CAUTION: My humorous analogies include spoilers for the Lost season finale.
After yet another rain delay (can someone investigate this new phenomenon of “global wetting”, please?), our stalwart squad returned to hay-strewn Momma Johnson Park for the second game of our protracted spring season.
It was ironic that Lost aired its fifth season finale on the same night; just as on mysterious Dharma Island, our night was filled with tension, reversals of fortune, and a stunning conclusion.
We rolled in thirteen deep last night, including Stacy, who is still on the DL from her dodgeball injury.
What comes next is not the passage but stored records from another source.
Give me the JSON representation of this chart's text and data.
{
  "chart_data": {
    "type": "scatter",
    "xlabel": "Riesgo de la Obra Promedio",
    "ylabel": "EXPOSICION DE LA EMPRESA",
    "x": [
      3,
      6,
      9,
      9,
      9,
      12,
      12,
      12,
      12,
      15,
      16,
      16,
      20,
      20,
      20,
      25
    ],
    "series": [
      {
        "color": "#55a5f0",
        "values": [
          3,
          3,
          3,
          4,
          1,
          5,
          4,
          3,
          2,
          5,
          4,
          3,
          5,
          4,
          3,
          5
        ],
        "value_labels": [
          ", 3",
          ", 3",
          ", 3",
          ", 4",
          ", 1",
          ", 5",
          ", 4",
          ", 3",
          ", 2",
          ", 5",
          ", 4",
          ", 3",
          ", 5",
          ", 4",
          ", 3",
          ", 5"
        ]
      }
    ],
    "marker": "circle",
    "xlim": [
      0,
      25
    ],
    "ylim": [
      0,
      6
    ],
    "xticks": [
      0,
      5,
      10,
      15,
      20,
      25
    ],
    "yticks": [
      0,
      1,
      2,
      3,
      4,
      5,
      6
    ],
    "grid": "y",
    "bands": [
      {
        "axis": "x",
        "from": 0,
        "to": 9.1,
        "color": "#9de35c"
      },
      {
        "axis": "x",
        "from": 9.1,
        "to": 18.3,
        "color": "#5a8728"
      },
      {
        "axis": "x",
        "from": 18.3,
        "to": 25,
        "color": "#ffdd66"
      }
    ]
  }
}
We started strong against our opponents, who were familiar foes from last season. Their name was something like “Karen Dropped Her Pants”. Penalty: team names can not be full sentences. In any event, we were leading The Sentences 2 – 0 after the first. Our lead wouldn’t hold for long. Our defense fell apart in the second, due to slippery ground and even more slippery hands (Note: Batting gloves are not the answer). Going into the third, we were trailing 4 – 2. Competition, like Sawyer’s abs, remained tight and frustrating.
There were multiple near-collisions, and a few actual ones. Nate and Scott shared duties on the mound, both making the best of our overgrown playing surface. Pete’s cat-like reflexes are all that saved him from necessary rhinoplasty after a rocket of a line drive came at him (a girl on the opposing team, in the same situation, was not as lucky). Volpe came within inches of having an officially sanctioned, over-the-fences home run, but the conflicting foul cones denied him that distinction, and us a crucial run. Heading into the bottom of the seventh and final inning, we trailed The Sentences 8 – 5. Like the Losties, it was time for us to determine whether we could make our own destiny.
There may as well have been a temperamental nuke in a well somewhere, because we exploded! Led by Jenny’s awesome double, our team steadily put runners on the bases and quickly began closing the gap. We raised the stakes as high as they could go: two outs, bases loaded, tie score. With no extra innings available to us, it was now or never. Kish, who arrived late, half-heartedly climbed the fences just once, and fell on his rear in left field, stepped to the plate. Would the ghost of Momma Johnson grant him his redemption?
Find out in 2010.
Just kidding! On his first pitch, Kish booted a textbook pop fly to shallow center…which was bobbled and dropped. The runners advanced and the winning run came home. It was one of the most exciting games we’ve ever played. Appropriately, we celebrated at the famous Lounge 11, playing flip cup and being our typical rowdy selves, while a sit-down bachelorette party dinner was served adjacent to the beer pong tables.
Talk about a paradox.
Game 2 Brief
Record: 2 – 0
MVP of the Week (tie): Kish, for his aforementioned game-winner, and Yours Truly, for continued defensive perfection in right field. Neither of us could run away with the award, because Kish had an unusually weak game in left, and I got caught in an avoidable double play. That, and I forgot my camera again. (For the record, Pete nominated me for this honor)
Weekly “Not En Fuego” Award: Jeff – For missing his second game, without notice. Way to be, rook. Way to be.
Quote of the Game: Me – “I asked that guy if he was pitching again and he wouldn’t answer me.” Pete – “Maybe he’s deaf.”